96 pages, $14.95
Review by Jacob Spears
In a world turning increasingly to the virtual, the brief prose poems in Elisa Gabbert’s The Self Unstable read like postcards or dispatches from a new frontier in which the map is just as much a part of reality as the territory. It is a change in form from her debut collection of verse poetry, The French Exit, and because most of the pieces in The Self Unstable are longer than a tweet, at first glance their brevity calls to mind status updates, social media, and the world of our virtual selves. The connotation seems intentional, as many of Gabbert’s entries in the book come up against conversations that social media encourages only the self-obsessed and that what is disguised as insight in a post is so often banal. By weaving witty aphorisms, poetic images, and personal reflections into each entry, Gabbert charts out new territories for conceiving of the self and our relationships to the world, both real and virtual.
Each one embarks on a line of thought, for instance, child rearing: “If you suspect your child is a genius, observe it carefully.” After pointing out high curiosity levels and a sense of humor as baby genius indicators, Gabbert’s satirical joke reaches its punch line: “Always keep a control child nearby for comparison.” But the narrator moves away from the joke and follows the contours of that line of thought. “I strongly suspect that I was a control child. My brother convinced me I wanted to be a boy. Or, because of my brother, I wanted to be a boy.” By the end we find ourselves in a new and unfamiliar place we did not expect to be taken, pondering questions of identity. As a result, new ways of thinking emerge in The Self Unstable that are surprising, yet they resonant with sense of familiarity.

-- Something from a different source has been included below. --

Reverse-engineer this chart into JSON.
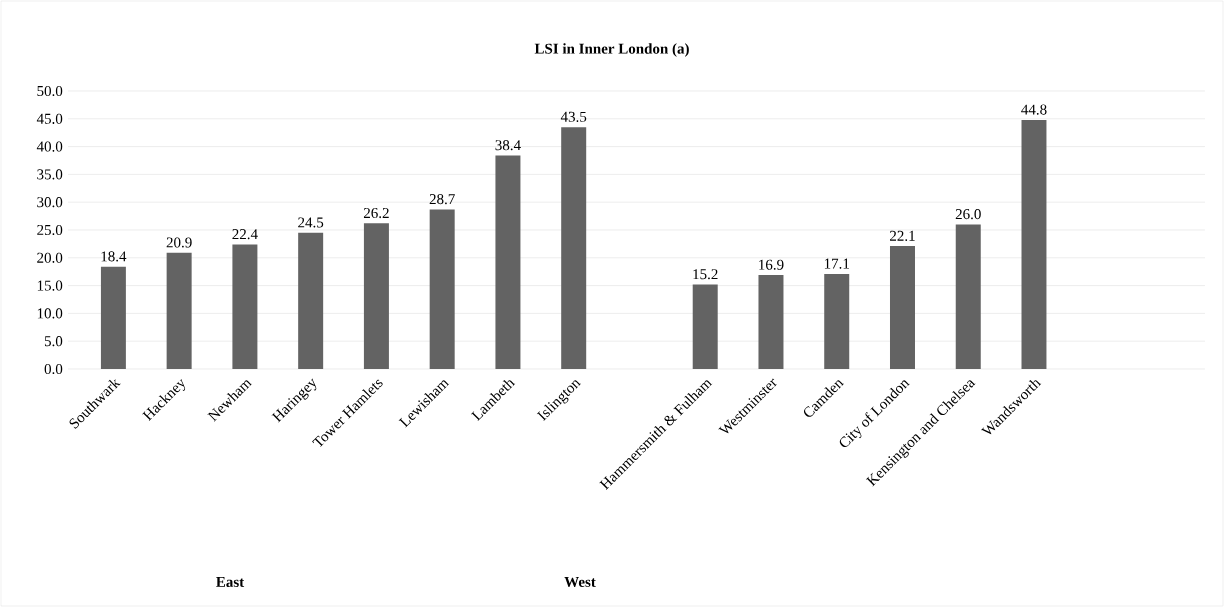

The Self Unstable is a descendant of Pessoa’s The Book of Disquiet. Like the Lisbon poet’s musings on the self and its multiple variations, Gabbert’s pieces emulate his form and share some of his obsessions. Unlike Pessoa’s great unease about how unsettled his self is, Gabbert approaches the subject with levity; the antimonies of being are no longer unbearable, but elastic and enjoyable. A seemingly relativistic statement—“According to quantum theory, there’s a real possibility you could fall through the floor.”—can open a passage, but it works through the statistical likelihood of boring words to the possibility of “radically editing” the world, finding a humorous resolve—“If you like karaoke, you’ll love neo-benshi.” Once the self is unbound, Gabbert is free to explore the new zones of the psyche without fear. The Self Unstable is not a book that seeks to answer the deeper questions of existence, but to play with them, to stretch out meaning into new territories.
While they are often philosophical, the entries seem to resist demanding the reader to make a judgment of their truth claims based on lived reality. For instance, one could easily muse about the accuracy of a statement such as, “In a moment of silence thoughts may impose themselves on the silence.” But the point is not to languish in that limbo of wondering if what is written on the page faithfully coheres to reality. The essay continues, “So it becomes necessary to avoid silence. Wear headphones on the train. The problem with the train is the beautiful girls who never notice me. I am only noticed by less beautiful girls.” And it takes another turn from there. Who is making these connections? It is hard to parse out because the narrator is free to constantly change as she (or he) moves further along, unburdened by a stable sense of self.
While some of the entries in The Self Unstable follow a similar rhythm, they are not formulaic and there is always an element of surprise that makes this short collection of prose poetry provocative and hilarious. As we all spend increasingly more time in the virtual world, new spaces of our psyches develop that need exploring and mapping. It is exciting to see Gabbert bring philosophical musings into the conversation to show that not everything that looks at the self is self-obsessed. She is also unafraid to reveal the opposite: sometimes it is philosophy that is mundane and it is banal observations of the everyday that are insightful. Her ability to navigate the virtual, in both high and low registers, beckons us to the opening frontiers of our psyches, revealing the possibilities of a world at the hinterlands of our stable selves.
***
Jacob Spears is a writer from Pittsburgh whose fiction has appeared in Wilderness House Literary Review. He received his MFA from the University of Pittsburgh.